Размер шрифта
-
+

Заложники любви. Пятнадцать, а точнее шестнадцать, интимных историй из жизни русских поэтов - стр. 3

Я благодарю издательство «Молодая гвардия» за идею и предложение написать эту книгу.

P.S. О названии

Метаморфоза, которую претерпело за время работы над книгой ее содержание, повлекла за собой и еще одну, очень существенную, перемену. О ней необходимо сказать несколько слов. Первоначальный вариант названия, записанный даже в договоре между автором и издательством, звучал совсем иначе. Книгу планировалось назвать известной строчкой из песни Окуджавы: «Часовые любви». Под этим именем книга существовала всё то время, пока вынашивалась и рождалась. В каком-то смысле речь здесь действительно пойдет о «смене часовых»: уходят времена, приходят новые, меняются культурные коды, способы выражения мыслей, виды деятельности, а любовь существует всё в том же обличье, бесконечно призывая новобранцев, требуя честной и беспорочной службы. Однако романтический мотив, который, благодаря голосу Булата Шалвовича, невольно слышится в сочетании «часовые любви», по мере написания текста стал восприниматься не только избыточно, но даже фальшиво. Так книга сама потребовала переименования, и автору пришлось пойти у нее на поводу.

Глава первая

Добровольный отказ

Я не держу.

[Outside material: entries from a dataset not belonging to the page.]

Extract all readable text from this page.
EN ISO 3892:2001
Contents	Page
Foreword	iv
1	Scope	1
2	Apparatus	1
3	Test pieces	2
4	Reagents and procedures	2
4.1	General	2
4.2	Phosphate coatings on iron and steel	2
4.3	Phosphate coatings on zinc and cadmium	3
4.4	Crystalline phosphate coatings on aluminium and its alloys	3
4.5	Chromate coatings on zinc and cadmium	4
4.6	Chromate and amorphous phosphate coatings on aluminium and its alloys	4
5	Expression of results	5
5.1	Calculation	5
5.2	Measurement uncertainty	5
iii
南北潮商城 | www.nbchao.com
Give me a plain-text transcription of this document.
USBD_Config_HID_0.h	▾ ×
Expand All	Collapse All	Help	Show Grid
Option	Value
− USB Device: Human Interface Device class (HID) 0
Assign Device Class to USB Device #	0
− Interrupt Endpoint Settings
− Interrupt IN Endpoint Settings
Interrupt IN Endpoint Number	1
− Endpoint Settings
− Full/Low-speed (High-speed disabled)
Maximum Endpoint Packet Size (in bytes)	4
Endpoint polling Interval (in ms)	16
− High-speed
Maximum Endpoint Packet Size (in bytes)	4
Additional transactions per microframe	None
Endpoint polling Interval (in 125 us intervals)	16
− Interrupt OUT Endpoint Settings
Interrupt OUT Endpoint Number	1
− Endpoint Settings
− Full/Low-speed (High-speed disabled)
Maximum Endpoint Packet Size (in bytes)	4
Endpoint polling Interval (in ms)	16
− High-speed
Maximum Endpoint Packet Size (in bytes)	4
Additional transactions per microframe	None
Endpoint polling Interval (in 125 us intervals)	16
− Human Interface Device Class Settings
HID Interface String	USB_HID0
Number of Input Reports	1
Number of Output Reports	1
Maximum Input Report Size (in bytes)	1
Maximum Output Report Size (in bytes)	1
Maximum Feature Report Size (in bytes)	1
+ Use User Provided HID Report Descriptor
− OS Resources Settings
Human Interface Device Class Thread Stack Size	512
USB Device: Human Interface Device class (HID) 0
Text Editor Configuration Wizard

Иди, благотвори.

Борис Пастернак

Эту главу можно было бы назвать иначе – «Отказ во благо» или «В вертеровском духе». Речь в ней пойдет о совершенно особом типе сознания, рожденном сентименталистской эпохой и именно тогда укоренившемся в литературе. Глубоко чувствующий поэт, которому на роду написано жить только своей любовью и ради своей любви, отрекается от нее во имя высшей цели, например, гипотетического счастья возлюбленной или спасения ее от предполагаемого несчастья. Однако литература и жизнь – разные вещи, и опасность перенесения в реальность литературных образов и схем была очевидна уже в пушкинскую эпоху. Сам Пушкин предостерегал против «олитературивания» жизни в «Евгении Онегине» и в «Повестях Белкина». Ясно, что счастье, равно как и несчастье – понятия на редкость шаткие, индивидуально понимаемые, и далеко не всегда дальнейшая судьба облагодетельствованной возлюбленной складывалась так, как предполагалось, например, как у Лотты из «Страданий юного Вертера» Гёте или Юлии д’Этанж из «Новой Элоизы» Руссо. И личное страдание, на которое поэт обрекал себя добровольным отказом от любви, ни в какой мере не облегчало ситуации, наоборот – делало ее трагически безысходной. Так, часто расходятся желаемое и действительное, не позволяя реализоваться самым благим намерениям. По истечении исторического срока, отпущенного на господство сентименталистских идей, способ устроить жизнь любимого человека, а заодно и свою собственную, наотрез отказавшись от общего счастья, не канул в Лету. Им эффективно пользовались и в более поздние эпохи, правда, с некоторыми поправками, свойственными времени. Добровольный уход, добровольное принятие страданий, добровольное изгнание из рая – запоздалое раскаяние, пожизненное сожаление, вечная тема для творчества. В таком заколдованном кругу вращаются сюжеты этой главы.